Le tribunal du Québec annule une sentence arbitrale fondée sur un raisonnement fabriqué par une IA
Les articles sont regroupés entre langues, réécrits dans un format éditorial fixe et reliés aux sources originales. Comment nous rapportons.
En bref
- Un tribunal du Québec a annulé une sentence arbitrale s’appuyant fortement sur des sources juridiques inexistantes générées par une IA.
- La sentence contenait une doctrine apocryphe, des citations juridiques sans lien avec l’affaire et une décision arbitrale fictive.
- La décision met en garde contre l’abdication de la responsabilité arbitrale au profit de l’IA, sans condamner les outils d’IA en soi.
- Le dossier soulève des questions sur la transparence et les limites de l’utilisation de l’IA dans les procédures arbitrales.
Vue d’ensemble
Un tribunal du Québec a annulé une sentence arbitrale après avoir conclu que le raisonnement central de la décision reposait sur des sources juridiques fabriquées par un outil d’intelligence artificielle. La décision a suscité de l’attention au sein de la communauté arbitrale, concernant les limites et les risques de l’usage de l’IA générative dans les processus décisionnels.
Ce qui s’est passé
L’affaire portait sur un arbitrage dans lequel l’arbitre a utilisé une IA générative pour produire le raisonnement juridique de la sentence.

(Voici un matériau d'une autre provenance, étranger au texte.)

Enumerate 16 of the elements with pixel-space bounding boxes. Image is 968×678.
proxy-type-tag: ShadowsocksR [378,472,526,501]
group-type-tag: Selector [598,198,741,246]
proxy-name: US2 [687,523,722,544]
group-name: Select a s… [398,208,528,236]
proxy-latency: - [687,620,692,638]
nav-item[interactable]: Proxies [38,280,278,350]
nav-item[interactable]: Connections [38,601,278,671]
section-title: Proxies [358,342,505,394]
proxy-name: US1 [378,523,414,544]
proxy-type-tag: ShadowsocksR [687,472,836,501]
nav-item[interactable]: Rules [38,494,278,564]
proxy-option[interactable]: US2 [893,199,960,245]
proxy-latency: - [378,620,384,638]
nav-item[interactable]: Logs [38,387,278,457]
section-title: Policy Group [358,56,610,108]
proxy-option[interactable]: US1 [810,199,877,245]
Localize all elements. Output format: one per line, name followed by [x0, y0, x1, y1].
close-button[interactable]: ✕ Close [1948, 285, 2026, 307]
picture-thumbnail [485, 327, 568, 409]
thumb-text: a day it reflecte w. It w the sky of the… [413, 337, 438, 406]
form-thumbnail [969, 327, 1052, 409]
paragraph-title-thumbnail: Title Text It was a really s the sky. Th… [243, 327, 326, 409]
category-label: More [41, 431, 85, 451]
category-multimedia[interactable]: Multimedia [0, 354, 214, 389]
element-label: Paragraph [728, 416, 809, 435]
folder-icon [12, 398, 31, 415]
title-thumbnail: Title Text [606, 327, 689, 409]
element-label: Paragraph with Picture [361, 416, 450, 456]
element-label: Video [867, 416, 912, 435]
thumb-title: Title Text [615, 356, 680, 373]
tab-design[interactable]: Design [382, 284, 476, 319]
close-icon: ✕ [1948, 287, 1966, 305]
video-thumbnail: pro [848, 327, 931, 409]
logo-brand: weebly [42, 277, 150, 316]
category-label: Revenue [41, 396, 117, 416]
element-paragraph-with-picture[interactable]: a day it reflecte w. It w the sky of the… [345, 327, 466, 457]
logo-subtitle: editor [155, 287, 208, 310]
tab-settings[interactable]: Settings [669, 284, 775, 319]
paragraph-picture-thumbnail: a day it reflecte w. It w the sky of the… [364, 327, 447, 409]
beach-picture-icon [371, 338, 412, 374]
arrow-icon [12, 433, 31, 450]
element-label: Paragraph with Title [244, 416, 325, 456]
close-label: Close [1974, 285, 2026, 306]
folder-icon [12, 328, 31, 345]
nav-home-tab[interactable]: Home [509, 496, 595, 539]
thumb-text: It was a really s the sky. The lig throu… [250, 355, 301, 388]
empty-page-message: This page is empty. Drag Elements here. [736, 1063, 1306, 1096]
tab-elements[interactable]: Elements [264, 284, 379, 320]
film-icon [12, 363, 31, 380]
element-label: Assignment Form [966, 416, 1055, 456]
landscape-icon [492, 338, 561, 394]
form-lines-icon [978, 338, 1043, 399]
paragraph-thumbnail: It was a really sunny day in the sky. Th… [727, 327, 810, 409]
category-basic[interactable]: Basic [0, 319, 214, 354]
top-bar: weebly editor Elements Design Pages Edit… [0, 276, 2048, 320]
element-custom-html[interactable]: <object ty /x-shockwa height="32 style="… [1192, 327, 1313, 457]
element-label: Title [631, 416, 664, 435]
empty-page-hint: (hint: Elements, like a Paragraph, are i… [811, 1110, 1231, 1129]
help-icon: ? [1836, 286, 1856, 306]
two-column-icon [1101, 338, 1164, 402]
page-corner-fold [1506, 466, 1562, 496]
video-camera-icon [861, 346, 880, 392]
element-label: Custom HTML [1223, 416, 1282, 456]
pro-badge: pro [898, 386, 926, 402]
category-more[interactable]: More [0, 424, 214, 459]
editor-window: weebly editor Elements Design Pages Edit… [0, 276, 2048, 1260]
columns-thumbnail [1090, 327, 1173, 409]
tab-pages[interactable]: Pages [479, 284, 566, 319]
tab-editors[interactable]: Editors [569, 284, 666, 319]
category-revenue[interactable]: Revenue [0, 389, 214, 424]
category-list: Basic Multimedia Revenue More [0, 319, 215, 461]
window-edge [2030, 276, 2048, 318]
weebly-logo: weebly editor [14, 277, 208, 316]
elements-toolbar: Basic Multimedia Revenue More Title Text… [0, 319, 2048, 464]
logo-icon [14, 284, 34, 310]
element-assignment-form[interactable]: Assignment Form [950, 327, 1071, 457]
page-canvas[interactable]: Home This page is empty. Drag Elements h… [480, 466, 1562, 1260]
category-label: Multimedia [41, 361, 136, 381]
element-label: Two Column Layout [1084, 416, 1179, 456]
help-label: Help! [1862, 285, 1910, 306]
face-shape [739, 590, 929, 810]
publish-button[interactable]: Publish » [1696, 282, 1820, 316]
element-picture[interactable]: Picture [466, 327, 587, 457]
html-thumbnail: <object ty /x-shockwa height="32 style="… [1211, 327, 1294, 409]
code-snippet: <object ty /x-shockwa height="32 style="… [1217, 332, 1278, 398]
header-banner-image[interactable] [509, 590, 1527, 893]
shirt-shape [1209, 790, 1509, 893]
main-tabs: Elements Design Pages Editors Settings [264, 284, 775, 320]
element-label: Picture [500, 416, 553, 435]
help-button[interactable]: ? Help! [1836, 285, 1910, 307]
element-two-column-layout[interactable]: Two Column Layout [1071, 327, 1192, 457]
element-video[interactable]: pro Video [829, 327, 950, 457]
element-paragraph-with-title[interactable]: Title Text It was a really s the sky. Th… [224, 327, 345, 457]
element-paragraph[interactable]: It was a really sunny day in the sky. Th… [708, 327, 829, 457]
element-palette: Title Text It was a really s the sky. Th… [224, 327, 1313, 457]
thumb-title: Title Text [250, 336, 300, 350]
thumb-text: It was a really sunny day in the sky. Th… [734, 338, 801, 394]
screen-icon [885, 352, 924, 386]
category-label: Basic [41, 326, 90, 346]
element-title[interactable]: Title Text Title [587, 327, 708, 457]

La sentence litigieuse contenait une citation tirée d’une doctrine apocryphe et introuvable, trois décisions judiciaires citées sans rapport avec les faits du litige, ainsi qu’une référence à une sentence arbitrale inexistante.
À l’issue de l’examen, le tribunal du Québec a estimé que l’arbitre avait délégué son mandat critique d’évaluation à un outil d’IA, et que les références produites par l’IA constituaient le cœur du raisonnement arbitral.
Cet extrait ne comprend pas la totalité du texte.